Bukti-bukti arkeologis belakangan juga telah ditemukan bahwa sebelum munculnya kerajaan-kerajaan Islam yang awal di Sumatra seperti Peurlak dan Samudra Pasai, yaitu sekitar abad ke-9 dan ke-10 M, di Barus telah terdapat kelompok-kelompok masyarakat Muslim dalam jumlah yang besar, terdiri dari saudagar-saudagar asing dan keturunan mereka dari perkawinan mereka dengan wanita-wanita pribumi.
Prapanca, pujangga Majapahit abad ke-14, dalam buku Nagara Kertagama mengatakan bahwa Barus merupakan negeri Melayu yang penting di Sumatra, yang berhasil dijadikan taklukan Majapahit.
Melalui keterangan Prapanca itu, tampak bahwa kota ini telah mempunyai hubungan politik dan dagang dengan kerajaan-kerajaan Hindu di Jawa pada abad-abad sebelumnya. Seperti kota-kota pelabuhan Melayu lain, Barus ketika itu merupakan pusat perdagangan, transit dan pertukaran barang-barang niaga yang dibawa dari negeri Arab, Persia, India dan Cina.
Braginsky (1993) menemukan keterangan tentang Barus dalam Kitab Seribu Satu Malam (abad ke- 11 M), yaitu pada bagian kisah mengenai Sinbad Si Pelaut. Sinbad yang mendarat di Barus menceritakan tentang tempat ini sebagai berikut:
“Maka mereka (saudagar-saudagar; VB) bermalam di sebuah tempat yang indah-indah dan selamat, dan aku pun bermalam bersama mereka, dan hatiku terlalu senang sebab aku terbebas dari lembah ular lalu sampai di negeri (yang dihuni) manusia. Waktu hari sudah siang kami bangun dan berjalan di gunung yang besar itu, dan melihat ular yang banyak."
"Kami berjalan sehingga sampai di sebuah taman di pulau yang besar dan indah, maka di taman itu tumbuh pohon-pohon kapur barus, dan setiap satu daripadanya dapat memberi tempat berteduh kepada seratus orang. Maka jika ada orang yang mau mendapat kapur barus, ia pun mengorek lubang di pucuk sebatang pohon dengan sebuah alat yang panjang, lalu mengumpulkan apa (butir-butir kristal; AH) yang menetes dari lubang itu, lantas melelehlah air kapur barus dan mengental bagaikan perekat, beginilah air pohon kapur, dan kemudian pohon itu kering saja dan dipakai sebagai kayu bakar."

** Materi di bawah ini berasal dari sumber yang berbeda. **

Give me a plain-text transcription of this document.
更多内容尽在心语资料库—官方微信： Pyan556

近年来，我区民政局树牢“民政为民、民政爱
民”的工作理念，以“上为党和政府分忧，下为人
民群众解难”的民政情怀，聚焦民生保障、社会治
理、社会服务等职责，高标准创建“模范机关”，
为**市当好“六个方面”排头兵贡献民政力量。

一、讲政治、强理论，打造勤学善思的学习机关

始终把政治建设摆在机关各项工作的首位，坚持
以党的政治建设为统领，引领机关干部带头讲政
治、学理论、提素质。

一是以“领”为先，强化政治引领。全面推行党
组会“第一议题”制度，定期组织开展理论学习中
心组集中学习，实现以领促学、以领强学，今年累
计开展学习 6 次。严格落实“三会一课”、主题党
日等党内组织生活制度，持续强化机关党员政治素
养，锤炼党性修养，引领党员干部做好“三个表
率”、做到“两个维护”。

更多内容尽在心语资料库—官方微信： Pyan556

Seorang penulis Arab terkenal Sulayman al-Muhri juga mengunjungi Barus pada awal abad ke-16 dan menulis dalam bukunya Al-Umdat al Muhriya fi Dabt al- Ulum al-Najamiyah (1511) bahwa Barus merupakan tujuan utama pelayaran orang-orang Arab, Persia dan India.
Barus merupakan sebuah pelabuhan yang terkemuka di pantai barat Sumatra. Pada pertengahan abad ke-16 seorang ahli sejarah Turki bernama Sidi Ali Syalabi juga berkunjung ke Barus dan melaporkan bahwa kota ini merupakan pelabuhan utama di Sumatra.
Tom Pires
Seorang musafir Portugis, Tome Pires juga telah melawat Barus dan dalam catatan perjalanannya Suma Oriental dia menyatakan:
"Sekarang tiba masanya berbicara tentang kerajaan Barus yang kaya dan makmur, yang juga disebut Pancur atau Pansur. Orang-orang dari Gujarat menyebutnya Panchur, dan begitu pula halnya orang Persia, Arab, Keling, Bengali, dan lain-lain. Orang-orang Sumatra (Melayu) menyebutnya Baros atau Barus. Ia merupakan sebuah kerajaan, bukan dua. Berbatasan dengan Tiku di satu pihak dan batas lain adalah wilayah kerajaan Singkil; pedalaman daerah itu berhubungan dengan daerah Minangkabau dan di hadapannya di tengah laut terletak pulau Nias."
"Kerajaan Barus merupakan pusat perniagaan di pulau Sumatra, oleh sebab ia pelabuhan tempat emas dijual dan dibawa, dan juga sutra, benzoin, barus dalam jumlah besar, madu dan barang-barang niaga lain yang amat banyak terdapat di situ melebihi di tempat lain, dan semua pedagang berkumpul di negeri ini."